The riverways are under the direction of the National Park Service, which oversees sections of the Jacks Fork and Current rivers, along with stretches of nearby creeks and streams within the park. The public has 60 days to comment on the plan that will direct management of the national park area, the first in the country specifically designated to protect a wild river system, for about the next two decades.

Environmentalists long have sought changes for the riverways, which they say are mismanaged. About 1.3 million visitors come to the park area each year to canoe and kayak, fish and camp, and ride horses and all-terrain vehicles. The spring-fed river system is also home to the Ozark hellbender, a salamander subspecies that exists only in southern Missouri and northern Arkansas.

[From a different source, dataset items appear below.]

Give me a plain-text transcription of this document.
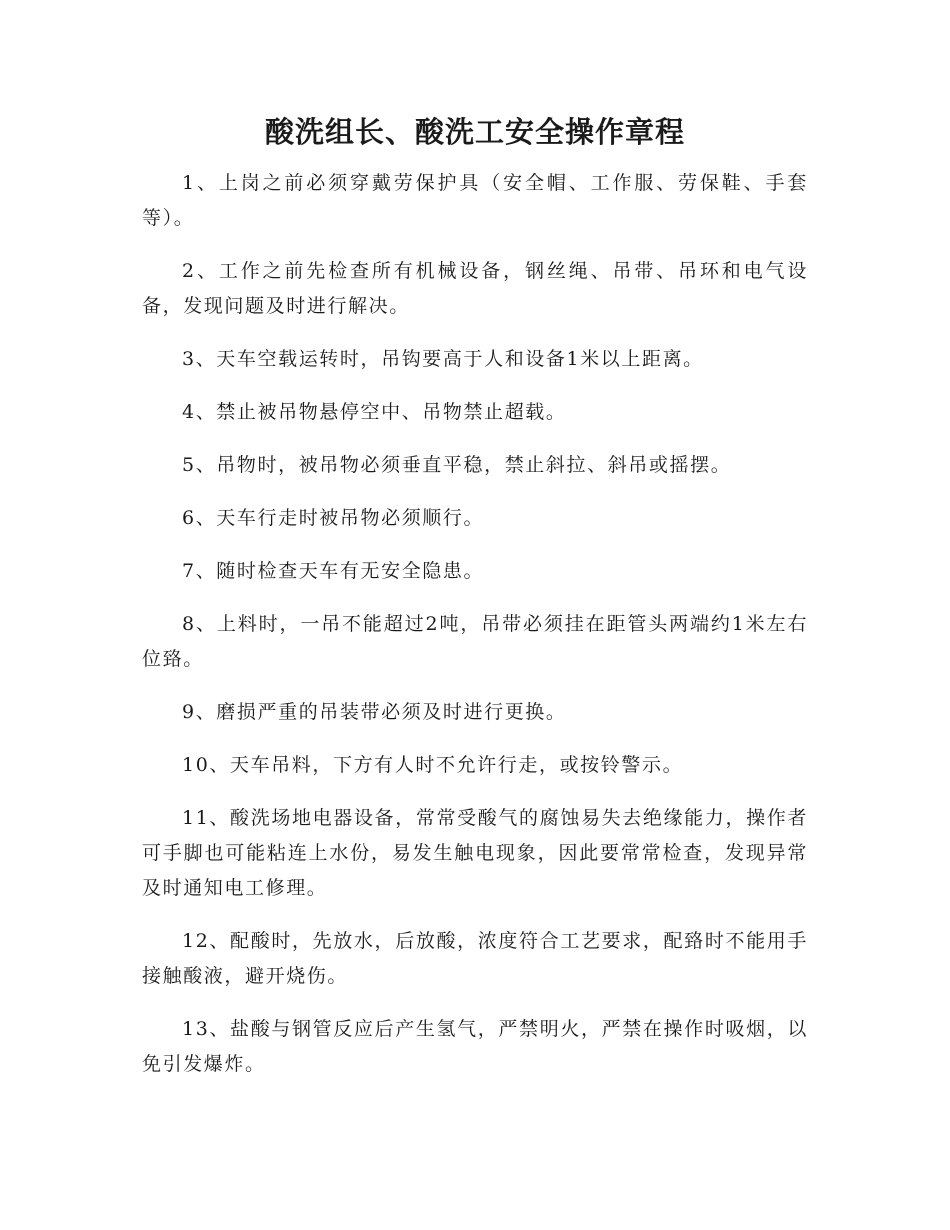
酸洗组长、酸洗工安全操作章程

1、上岗之前必须穿戴劳保护具（安全帽、工作服、劳保鞋、手套等）。

2、工作之前先检查所有机械设备，钢丝绳、吊带、吊环和电气设备，发现问题及时进行解决。

3、天车空载运转时，吊钩要高于人和设备1米以上距离。

4、禁止被吊物悬停空中、吊物禁止超载。

5、吊物时，被吊物必须垂直平稳，禁止斜拉、斜吊或摇摆。

6、天车行走时被吊物必须顺行。

7、随时检查天车有无安全隐患。

8、上料时，一吊不能超过2吨，吊带必须挂在距管头两端约1米左右位臵。

9、磨损严重的吊装带必须及时进行更换。

10、天车吊料，下方有人时不允许行走，或按铃警示。

11、酸洗场地电器设备，常常受酸气的腐蚀易失去绝缘能力，操作者可手脚也可能粘连上水份，易发生触电现象，因此要常常检查，发现异常及时通知电工修理。

12、配酸时，先放水，后放酸，浓度符合工艺要求，配臵时不能用手接触酸液，避开烧伤。

13、盐酸与钢管反应后产生氢气，严禁明火，严禁在操作时吸烟，以免引发爆炸。
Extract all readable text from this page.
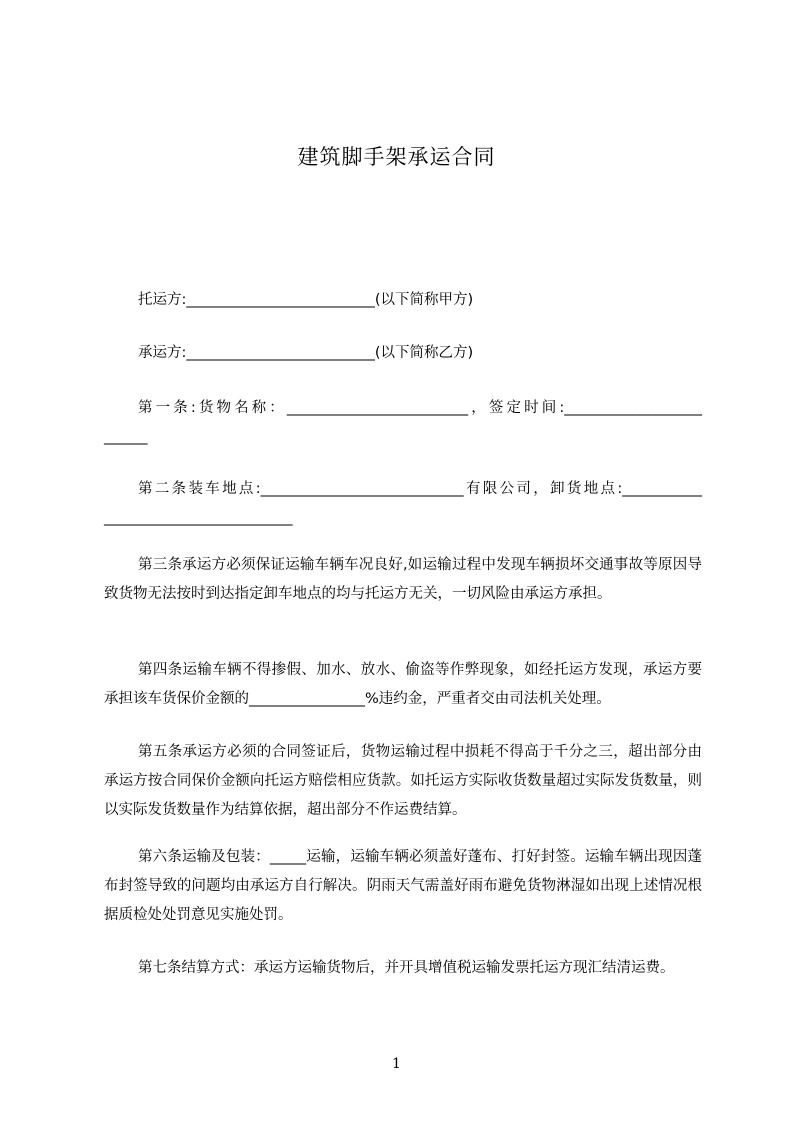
建筑脚手架承运合同

托运方:__________________________(以下简称甲方)

承运方:__________________________(以下简称乙方)

第一条:货物名称：_________________________，签定时间:___________________ ______

第二条装车地点:____________________________有限公司，卸货地点:___________ __________________________

第三条承运方必须保证运输车辆车况良好,如运输过程中发现车辆损坏交通事故等原因导致货物无法按时到达指定卸车地点的均与托运方无关，一切风险由承运方承担。

第四条运输车辆不得掺假、加水、放水、偷盗等作弊现象，如经托运方发现，承运方要承担该车货保价金额的________________%违约金，严重者交由司法机关处理。

第五条承运方必须的合同签证后，货物运输过程中损耗不得高于千分之三，超出部分由承运方按合同保价金额向托运方赔偿相应货款。如托运方实际收货数量超过实际发货数量，则以实际发货数量作为结算依据，超出部分不作运费结算。

第六条运输及包装：_____运输，运输车辆必须盖好蓬布、打好封签。运输车辆出现因蓬布封签导致的问题均由承运方自行解决。阴雨天气需盖好雨布避免货物淋湿如出现上述情况根据质检处处罚意见实施处罚。

第七条结算方式：承运方运输货物后，并开具增值税运输发票托运方现汇结清运费。

1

The draft includes three different alternatives, with varying levels of restrictions, along with a no-action proposal. The park service is backing the middle-of-the-road alternative, which includes adding a small learning center near the town of Eminence and more trails.

Each of the three alternatives would place new restrictions on motorboats, barring them from some areas of the rivers or requiring lower speeds. Twenty access areas where float-trip outfitters drop off and pick up participants would close or move, depending on the alternative.

In areas that the park service seeks to keep wild and natural, five to 15 miles of roads would be removed, depending on the alternative, and replaced with hiking trails.

Horseback riders would notice changes as well. The area currently has 23 miles of designated horse trails and at least 90 miles of undesignated trails. The alternatives would close and restore about 65 miles of undesignated trails, replacing them with 25 to 45 miles of designated trails, depending on the option selected. The park service-backed alternative would allow horse camping in designated sites, something that is currently banned.